SMP Kecolongan Nilai UAN SD



Setiap awal Tahun Pelajaran Baru, semua SMP di seluruh Indonesia selalu sibuk dengan beberapa orang personel sebagai panitiya penerimaan siswa baru. Untuk SMP yang dianggap bermutu baik atau vaforit, pastilah menjadi pilihan utama dan menjadi serbuan calon siswa baru dari berbagai wilayah disekitar sekolah tersebut.
Pada penerimaan calon siswa baru Tahun Pelajaran 2008/2009, Depdiknas telah membuat aturan baru yaitu : seleksi PCPD (Penerimaan Calon Peserta Didik)   hanya menggunakan nilai hasil UAN SD. Aturan ini memang mudah dan praktis untuk dilaksanakan bahkan bisa menekan pembiayaan.
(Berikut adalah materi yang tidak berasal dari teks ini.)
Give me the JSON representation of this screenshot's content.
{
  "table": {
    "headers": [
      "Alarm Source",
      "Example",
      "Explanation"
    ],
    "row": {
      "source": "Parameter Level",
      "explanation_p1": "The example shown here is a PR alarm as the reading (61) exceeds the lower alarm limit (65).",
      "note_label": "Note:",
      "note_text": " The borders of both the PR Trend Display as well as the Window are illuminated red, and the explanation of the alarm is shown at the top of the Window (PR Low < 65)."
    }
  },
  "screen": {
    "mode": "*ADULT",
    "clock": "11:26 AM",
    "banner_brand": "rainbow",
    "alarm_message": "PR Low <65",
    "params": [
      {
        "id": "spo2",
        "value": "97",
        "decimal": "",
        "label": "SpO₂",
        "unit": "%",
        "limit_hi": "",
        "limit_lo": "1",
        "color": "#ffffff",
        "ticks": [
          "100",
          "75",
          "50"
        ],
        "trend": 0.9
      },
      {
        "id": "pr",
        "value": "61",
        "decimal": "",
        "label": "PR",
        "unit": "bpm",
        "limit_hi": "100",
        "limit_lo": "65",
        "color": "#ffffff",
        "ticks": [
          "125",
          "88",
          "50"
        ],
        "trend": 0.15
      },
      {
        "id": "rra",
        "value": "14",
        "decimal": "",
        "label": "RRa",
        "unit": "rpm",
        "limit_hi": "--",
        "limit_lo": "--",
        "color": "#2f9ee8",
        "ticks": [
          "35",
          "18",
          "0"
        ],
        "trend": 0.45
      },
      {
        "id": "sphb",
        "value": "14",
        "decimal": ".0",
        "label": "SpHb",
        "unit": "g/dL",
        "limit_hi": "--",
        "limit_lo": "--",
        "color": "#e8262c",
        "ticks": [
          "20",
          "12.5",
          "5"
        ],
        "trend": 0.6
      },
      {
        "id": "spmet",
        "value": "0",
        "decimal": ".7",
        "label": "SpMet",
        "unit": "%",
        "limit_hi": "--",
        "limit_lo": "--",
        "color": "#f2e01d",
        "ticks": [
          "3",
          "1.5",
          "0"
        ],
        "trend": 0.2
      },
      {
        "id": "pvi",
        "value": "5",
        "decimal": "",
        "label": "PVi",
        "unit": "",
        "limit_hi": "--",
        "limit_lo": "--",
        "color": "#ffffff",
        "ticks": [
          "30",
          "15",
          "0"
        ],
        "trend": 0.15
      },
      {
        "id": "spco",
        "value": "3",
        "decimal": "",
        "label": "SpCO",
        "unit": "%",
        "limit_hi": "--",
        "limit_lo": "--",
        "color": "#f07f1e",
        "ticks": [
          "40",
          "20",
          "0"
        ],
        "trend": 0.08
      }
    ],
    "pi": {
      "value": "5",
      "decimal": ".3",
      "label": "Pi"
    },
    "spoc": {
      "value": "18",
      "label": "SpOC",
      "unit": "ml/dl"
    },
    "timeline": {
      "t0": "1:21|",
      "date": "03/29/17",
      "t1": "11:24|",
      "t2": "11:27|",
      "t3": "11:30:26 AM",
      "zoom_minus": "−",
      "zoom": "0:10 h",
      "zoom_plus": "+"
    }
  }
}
Sehingga dalam waktu yang sangat singkat, panitiya langsung bisa mengumumkan dengan model jurnal. Apabila calon siswa baru tersebut nilai UAN nya tidak mencukupi batas minimal yang dialokasikan, calon siswa langsung bisa mencabut dan mencari sekolah alternatif lainnya. Sehingga bagi SMP yang menjadi pilihan utama dipastikan mendapat calon siswa baru dengan nilai yang baik. Sementara SMP yang menjadi pilihan kedua dan seterusnya, hanya mendapat calon siswa dengan nilai yang rendah-rendah.

Apakah nilai UAN yang tinggi bisa dipertanggungjawabkan ?
Pada salah satu SMP Negeri di Klaten, sekolah ini menjadi pilihan utama bagi calon siswa baru. Sekolah ini mendapatkan calon siswa baru dengan nilai UAN SD yang cukup tinggi. Nilai UAN yang tinggi ini sudah menjadi harapan pihak sekolah, karena nilai UAN yang tinggi dipastikan siswa tersebut mempunyai kemampuan intelegensi yang baik/cerdas. Siswa yang cerdas akan mudah menyerap materi pelajaran, mudah beradaptasi dan menjadikan out put SMP akan lebih baik.
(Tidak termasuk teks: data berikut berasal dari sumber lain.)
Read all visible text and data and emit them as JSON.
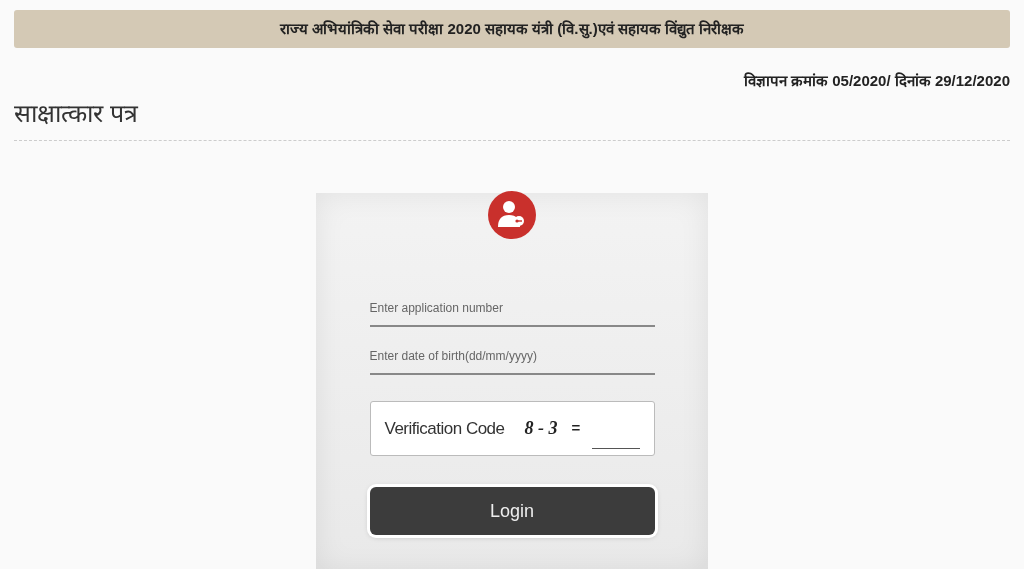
{
  "header": {
    "title": "राज्य अभियांत्रिकी सेवा परीक्षा 2020 सहायक यंत्री (वि.सु.)एवं सहायक विंद्युत निरीक्षक"
  },
  "notice": "विज्ञापन क्रमांक 05/2020/ दिनांक 29/12/2020",
  "page_title": "साक्षात्कार पत्र",
  "form": {
    "fields": [
      {
        "placeholder": "Enter application number"
      },
      {
        "placeholder": "Enter date of birth(dd/mm/yyyy)"
      }
    ],
    "captcha": {
      "label": "Verification Code",
      "expression": "8 - 3",
      "equals": "="
    },
    "button": "Login"
  }
}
Namun yang terjadi di lapangan bisa berbeda dengan nilai yang tertulis di lembar hasil UAN SD. Karena setelah siswa mengikuti pembelajaran di SMP kurang lebih 6 bulan, siswa-siswa tersebut akan kelihatan berdasarkan pengamatan tingkah laku di kelas/sekolahan dan  hasil penilaian  ulangan harian.
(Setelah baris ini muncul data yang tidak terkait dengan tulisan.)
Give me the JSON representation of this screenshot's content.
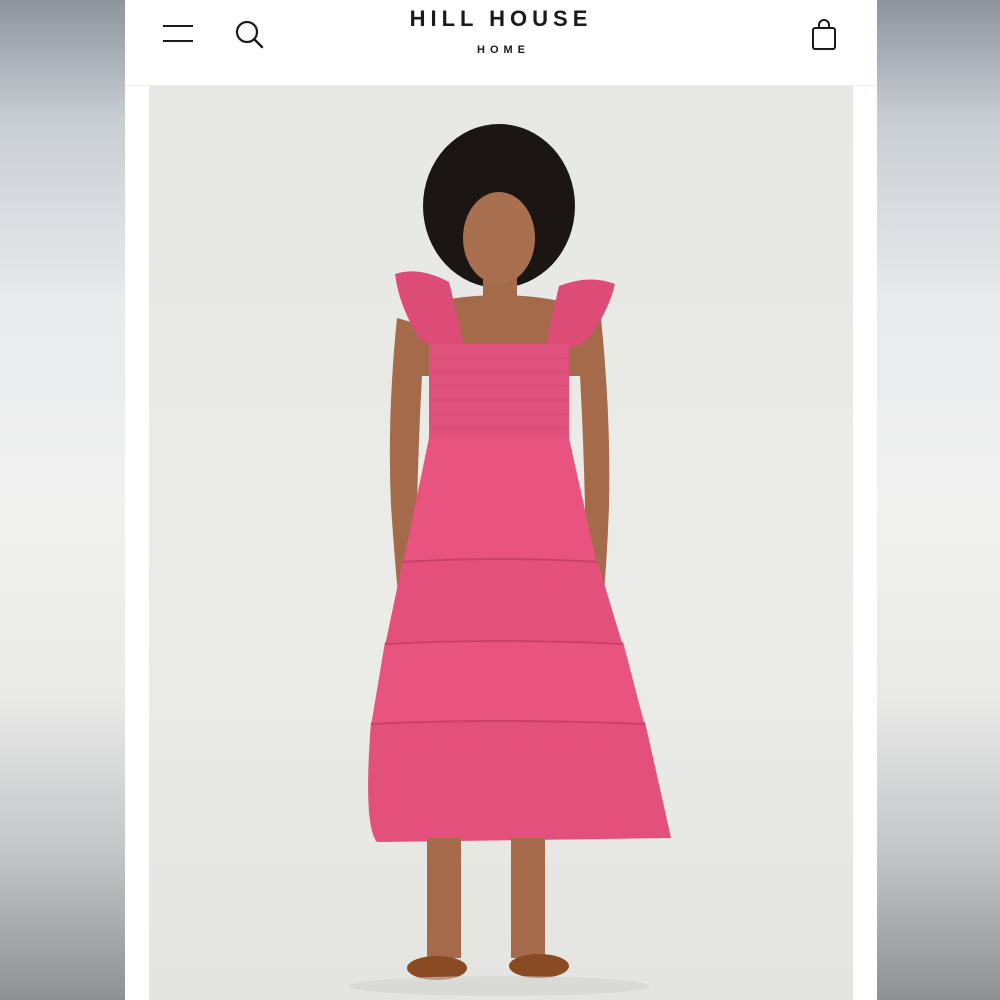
{
  "header": {
    "brand_name": "HILL HOUSE",
    "brand_sub": "HOME",
    "icons": {
      "menu": "hamburger-menu-icon",
      "search": "search-icon",
      "cart": "shopping-bag-icon"
    }
  },
  "product": {
    "image": "model-wearing-pink-tiered-smocked-midi-dress",
    "dress_color": "#e8537f"
  }
}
Menurut survey yang dilakukan pada salah satu SMP Negeri di Klaten, bahwa 30% siswa yang mempunyai nilai UAN  rata-rata  7,5 keatas, siswa-siswa tersebut kesulitan mengikuti pembelajaran yang diajarkan di SMP. Siswa–siswa tersebut menjadi bulan-bulanan temannya, olok-olokan dan akhirnya bisa berakibat fatal yaitu siswa menjadi rendah diri (Minder).

Kemudian dilakukan survey dengan wawancara terhadap siswa tersebut, bahwa ketika mengerjakan Soal UAN SD siswa-siswa tersebut :
1.     Mengerjakan soal UAN dengan bekerjasama sesama teman peserta ujian,
2.     Pengawas UAN membantu mengerjakan soal yang dianggap sulit,
3.     Siswa boleh bertanya kepada pengawas UAN,
4.     Salah satu guru di sekolah tersebut memberikan kunci jawaban kepada salah satu siswa dalam bentuk catatan kecil, kemudian kunci jawaban tersebut diberikan temannya secara bergiliran,

Kalau kualitas nilai UAN terus dinodai seperti ini, mungkin kualitas pendidikan di Indonesia tidak ber-anjak dari peringkat 39 dari 41 negara-negara berkembang. Tetapi dari beberapa pihak sekolah melakukan penodaan, karena ada tuntutan yang harus dipenuhi. Karena memenuhi tuntutan merasa tidak mampu, akhirnya semua pihak menghalalkan segala cara.
Siapa yang jadi korban…pastilah anak didik itu sendiri.